Le rempart indépendantiste s’étiole


Le sentiment croissant d’aliénation parmi la population francophone contribue à l’élection en 1976 de députés indépendantistes dans Hull et Gatineau. L’invasion stoppe net. Le gouvernement Lévesque, bien renseigné sur l’anglicisation à Montréal et dans l’Outaouais, instaure en 1977 l’affichage commercial en français, ainsi que la clause Québec. Bienvenue aux Anglo-Ontariens qui acceptent le français comme langue publique commune. Et qui veulent bien inscrire leurs enfants en immersion française… à l’école française.


Trudeau réplique sur-le-champ. Une semblable politique territoriale signerait la fin du Canada (Un choix national : exposé du Gouvernement du Canada pour une politique linguistique nationale, 1977). En clair, il entend sacrifier le français sur l’autel de l’unité canadienne. Voilà la véritable raison pour laquelle il abhorre le bilinguisme territorial. Le chat aura mis dix ans à sortir du sac.

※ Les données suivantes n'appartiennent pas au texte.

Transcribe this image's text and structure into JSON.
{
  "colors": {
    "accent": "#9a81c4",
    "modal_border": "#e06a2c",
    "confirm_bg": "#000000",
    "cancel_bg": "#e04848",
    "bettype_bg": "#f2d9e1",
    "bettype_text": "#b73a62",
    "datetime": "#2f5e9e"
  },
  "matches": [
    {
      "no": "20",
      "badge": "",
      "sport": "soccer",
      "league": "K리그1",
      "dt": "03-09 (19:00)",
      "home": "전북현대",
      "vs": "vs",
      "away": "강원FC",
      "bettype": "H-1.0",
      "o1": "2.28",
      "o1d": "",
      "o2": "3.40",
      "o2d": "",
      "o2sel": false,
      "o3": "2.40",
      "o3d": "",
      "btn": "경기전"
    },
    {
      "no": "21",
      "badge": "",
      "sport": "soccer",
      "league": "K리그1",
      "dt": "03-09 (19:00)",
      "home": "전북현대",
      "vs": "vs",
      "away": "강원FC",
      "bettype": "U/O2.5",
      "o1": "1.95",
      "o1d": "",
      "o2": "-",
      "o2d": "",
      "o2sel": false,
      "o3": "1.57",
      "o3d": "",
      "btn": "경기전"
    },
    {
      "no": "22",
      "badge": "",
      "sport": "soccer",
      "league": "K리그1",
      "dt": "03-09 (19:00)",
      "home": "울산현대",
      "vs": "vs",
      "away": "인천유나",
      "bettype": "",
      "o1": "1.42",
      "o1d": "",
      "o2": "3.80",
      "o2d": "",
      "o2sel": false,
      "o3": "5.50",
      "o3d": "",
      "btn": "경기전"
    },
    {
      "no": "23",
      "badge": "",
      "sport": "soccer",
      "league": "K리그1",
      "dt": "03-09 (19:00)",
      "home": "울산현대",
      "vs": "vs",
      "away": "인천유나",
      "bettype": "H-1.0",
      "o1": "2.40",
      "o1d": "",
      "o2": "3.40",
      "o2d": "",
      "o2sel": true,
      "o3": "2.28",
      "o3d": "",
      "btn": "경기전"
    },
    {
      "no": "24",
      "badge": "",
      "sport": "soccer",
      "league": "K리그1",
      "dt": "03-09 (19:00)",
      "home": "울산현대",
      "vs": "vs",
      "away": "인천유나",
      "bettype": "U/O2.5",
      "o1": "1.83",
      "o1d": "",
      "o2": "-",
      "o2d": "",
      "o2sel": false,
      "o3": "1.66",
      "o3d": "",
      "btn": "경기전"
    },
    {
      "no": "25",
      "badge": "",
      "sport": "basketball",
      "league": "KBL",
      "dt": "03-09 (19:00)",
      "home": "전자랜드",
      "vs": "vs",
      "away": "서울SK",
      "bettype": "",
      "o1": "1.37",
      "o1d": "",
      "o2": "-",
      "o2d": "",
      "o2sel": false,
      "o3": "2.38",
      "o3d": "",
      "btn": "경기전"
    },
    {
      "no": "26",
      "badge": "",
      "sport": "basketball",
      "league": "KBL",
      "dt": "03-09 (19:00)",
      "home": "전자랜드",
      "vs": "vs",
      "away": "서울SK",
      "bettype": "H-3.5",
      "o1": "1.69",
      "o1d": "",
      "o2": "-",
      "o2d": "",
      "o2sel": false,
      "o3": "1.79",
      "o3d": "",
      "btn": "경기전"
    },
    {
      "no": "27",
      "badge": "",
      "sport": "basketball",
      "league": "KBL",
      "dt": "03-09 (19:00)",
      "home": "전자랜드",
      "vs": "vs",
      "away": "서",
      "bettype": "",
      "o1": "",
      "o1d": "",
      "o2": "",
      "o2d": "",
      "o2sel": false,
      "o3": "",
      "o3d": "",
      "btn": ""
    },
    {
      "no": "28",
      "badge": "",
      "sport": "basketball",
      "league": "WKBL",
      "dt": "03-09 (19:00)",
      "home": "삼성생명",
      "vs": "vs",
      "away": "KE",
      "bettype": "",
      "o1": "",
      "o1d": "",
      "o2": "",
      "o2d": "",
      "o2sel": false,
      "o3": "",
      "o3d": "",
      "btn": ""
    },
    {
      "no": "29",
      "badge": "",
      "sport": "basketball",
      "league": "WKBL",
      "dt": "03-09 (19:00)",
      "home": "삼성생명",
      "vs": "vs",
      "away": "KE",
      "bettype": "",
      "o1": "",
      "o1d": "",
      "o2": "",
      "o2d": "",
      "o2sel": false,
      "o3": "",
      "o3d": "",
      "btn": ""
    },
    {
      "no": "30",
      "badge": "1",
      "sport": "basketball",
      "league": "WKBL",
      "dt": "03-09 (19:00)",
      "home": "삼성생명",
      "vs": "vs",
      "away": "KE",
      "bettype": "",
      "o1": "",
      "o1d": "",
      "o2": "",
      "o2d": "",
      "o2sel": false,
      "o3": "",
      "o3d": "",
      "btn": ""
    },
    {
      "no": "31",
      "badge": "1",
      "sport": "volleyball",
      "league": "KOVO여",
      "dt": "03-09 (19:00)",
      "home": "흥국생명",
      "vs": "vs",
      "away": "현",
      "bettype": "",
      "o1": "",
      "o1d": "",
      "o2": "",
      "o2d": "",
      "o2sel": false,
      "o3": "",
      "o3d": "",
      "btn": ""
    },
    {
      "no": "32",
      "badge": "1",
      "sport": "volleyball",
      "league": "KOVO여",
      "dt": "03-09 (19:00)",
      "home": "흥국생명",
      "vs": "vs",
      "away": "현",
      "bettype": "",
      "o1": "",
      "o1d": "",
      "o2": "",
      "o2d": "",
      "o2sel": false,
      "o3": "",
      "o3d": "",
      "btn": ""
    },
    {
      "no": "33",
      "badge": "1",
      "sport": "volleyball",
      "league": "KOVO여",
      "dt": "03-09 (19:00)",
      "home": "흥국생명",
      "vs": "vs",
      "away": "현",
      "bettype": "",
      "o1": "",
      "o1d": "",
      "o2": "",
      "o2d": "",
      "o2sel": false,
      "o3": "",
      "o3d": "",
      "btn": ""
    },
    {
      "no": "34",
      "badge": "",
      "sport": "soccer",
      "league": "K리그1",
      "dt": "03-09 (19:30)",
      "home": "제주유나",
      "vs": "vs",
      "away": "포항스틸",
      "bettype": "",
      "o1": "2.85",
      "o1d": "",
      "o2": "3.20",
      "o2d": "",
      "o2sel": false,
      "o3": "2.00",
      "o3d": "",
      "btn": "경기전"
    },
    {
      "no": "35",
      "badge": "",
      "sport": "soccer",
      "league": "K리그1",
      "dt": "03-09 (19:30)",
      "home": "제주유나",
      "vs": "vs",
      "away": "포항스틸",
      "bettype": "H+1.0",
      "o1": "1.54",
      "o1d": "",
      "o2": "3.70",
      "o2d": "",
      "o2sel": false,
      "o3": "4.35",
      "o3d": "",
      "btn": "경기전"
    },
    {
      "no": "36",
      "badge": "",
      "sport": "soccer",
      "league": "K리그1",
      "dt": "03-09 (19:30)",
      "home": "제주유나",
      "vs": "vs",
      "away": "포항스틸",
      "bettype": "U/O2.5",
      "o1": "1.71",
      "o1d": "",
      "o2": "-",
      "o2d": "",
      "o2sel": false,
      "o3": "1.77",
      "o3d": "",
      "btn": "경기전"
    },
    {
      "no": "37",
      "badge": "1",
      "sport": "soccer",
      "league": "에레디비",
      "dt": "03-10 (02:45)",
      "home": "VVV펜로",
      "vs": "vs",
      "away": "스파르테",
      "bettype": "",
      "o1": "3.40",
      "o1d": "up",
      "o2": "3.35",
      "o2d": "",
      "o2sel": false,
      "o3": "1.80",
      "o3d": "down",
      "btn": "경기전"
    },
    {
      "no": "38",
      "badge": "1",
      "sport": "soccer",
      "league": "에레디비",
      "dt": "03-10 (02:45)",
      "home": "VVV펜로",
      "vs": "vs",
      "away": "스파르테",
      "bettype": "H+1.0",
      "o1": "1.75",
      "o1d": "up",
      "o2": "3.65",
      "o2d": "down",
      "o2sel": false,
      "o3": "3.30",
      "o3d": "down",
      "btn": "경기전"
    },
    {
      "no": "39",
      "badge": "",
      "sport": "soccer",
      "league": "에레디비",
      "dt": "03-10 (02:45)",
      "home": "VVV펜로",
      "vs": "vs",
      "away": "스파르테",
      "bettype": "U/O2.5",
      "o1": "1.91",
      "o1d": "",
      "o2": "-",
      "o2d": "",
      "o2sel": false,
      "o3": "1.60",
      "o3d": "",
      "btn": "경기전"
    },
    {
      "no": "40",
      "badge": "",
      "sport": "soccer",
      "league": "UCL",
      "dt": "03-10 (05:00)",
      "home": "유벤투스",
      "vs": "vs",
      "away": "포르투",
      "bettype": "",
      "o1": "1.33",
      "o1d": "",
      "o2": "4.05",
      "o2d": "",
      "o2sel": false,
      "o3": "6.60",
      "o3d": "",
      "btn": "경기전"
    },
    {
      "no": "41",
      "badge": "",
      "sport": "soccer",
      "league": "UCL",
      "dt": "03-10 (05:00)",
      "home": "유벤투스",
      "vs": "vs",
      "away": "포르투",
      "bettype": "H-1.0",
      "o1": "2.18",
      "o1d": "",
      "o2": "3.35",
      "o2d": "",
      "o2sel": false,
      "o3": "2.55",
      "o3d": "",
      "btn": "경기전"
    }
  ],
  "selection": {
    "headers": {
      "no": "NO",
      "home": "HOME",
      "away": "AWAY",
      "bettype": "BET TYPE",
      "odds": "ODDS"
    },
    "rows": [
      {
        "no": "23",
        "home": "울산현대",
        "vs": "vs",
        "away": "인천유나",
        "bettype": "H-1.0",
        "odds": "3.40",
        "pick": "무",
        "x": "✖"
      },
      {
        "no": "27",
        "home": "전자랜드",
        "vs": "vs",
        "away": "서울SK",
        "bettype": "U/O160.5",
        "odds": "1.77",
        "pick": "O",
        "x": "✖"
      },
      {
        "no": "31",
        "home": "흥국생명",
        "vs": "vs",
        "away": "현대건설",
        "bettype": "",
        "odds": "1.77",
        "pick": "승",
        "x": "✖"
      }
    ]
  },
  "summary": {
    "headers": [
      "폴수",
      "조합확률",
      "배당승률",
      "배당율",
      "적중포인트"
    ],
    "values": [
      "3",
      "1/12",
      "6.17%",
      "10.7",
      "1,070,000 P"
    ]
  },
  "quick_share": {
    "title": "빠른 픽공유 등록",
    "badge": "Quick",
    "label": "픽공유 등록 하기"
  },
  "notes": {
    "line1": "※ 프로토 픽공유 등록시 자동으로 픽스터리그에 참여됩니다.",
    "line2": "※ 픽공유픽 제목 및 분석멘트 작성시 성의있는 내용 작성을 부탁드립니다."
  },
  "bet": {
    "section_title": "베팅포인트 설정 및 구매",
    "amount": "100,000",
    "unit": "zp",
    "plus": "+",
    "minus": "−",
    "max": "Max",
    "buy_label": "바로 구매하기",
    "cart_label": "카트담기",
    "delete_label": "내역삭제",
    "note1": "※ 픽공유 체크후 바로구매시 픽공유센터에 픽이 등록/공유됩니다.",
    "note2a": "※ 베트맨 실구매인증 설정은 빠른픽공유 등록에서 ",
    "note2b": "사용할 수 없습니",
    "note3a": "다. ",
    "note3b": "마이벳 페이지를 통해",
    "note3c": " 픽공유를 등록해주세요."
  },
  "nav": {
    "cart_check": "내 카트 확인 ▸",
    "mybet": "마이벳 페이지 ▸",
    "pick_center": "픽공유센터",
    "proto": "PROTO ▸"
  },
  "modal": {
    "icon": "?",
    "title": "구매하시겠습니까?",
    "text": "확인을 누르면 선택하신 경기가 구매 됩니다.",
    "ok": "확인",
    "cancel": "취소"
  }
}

Ottawa et sa Cour suprême abattent par la suite les éléments territoriaux essentiels de la loi 101. En particulier, la Loi constitutionnelle de 1982 remplace la clause Québec par sa clause Canada, laquelle invite tous les Michael Rousseau de ce monde à venir se comporter à Montréal et dans l’Outaouais comme s’ils étaient en Ontario.


Pendant un temps encore, la ferveur indépendantiste tient à distance les migrants interprovinciaux insensibles au caractère français du Québec. Mais les vannes sont maintenant ouvertes. Entre 2016 et 2021, davantage d’Anglo-Canadiens sont entrés au Québec que d’Anglo-Québécois qui en sont sortis. Encore une première historique.


Depuis les travaux de Joy et de Fullerton, un demi-siècle supplémentaire de recensements a confirmé une anglicisation du Canada et du Québec qui crève aujourd’hui les yeux. La politique de Trudeau s’est avérée toxique pour le français. Il n’y a que deux remèdes à sa crise, devenue hyper-aiguë. Ou le Canada refonde sa politique sur une base territoriale et participe à la francisation de l’espace public québécois. Ou le Québec se donne le pouvoir de faire du français sa langue commune.


Le français étouffe. Depuis longtemps. Très longtemps. Pour qu’il puisse enfin s’épanouir, le Québec et le reste du Canada devront, sous une forme ou une autre, faire chambre à part.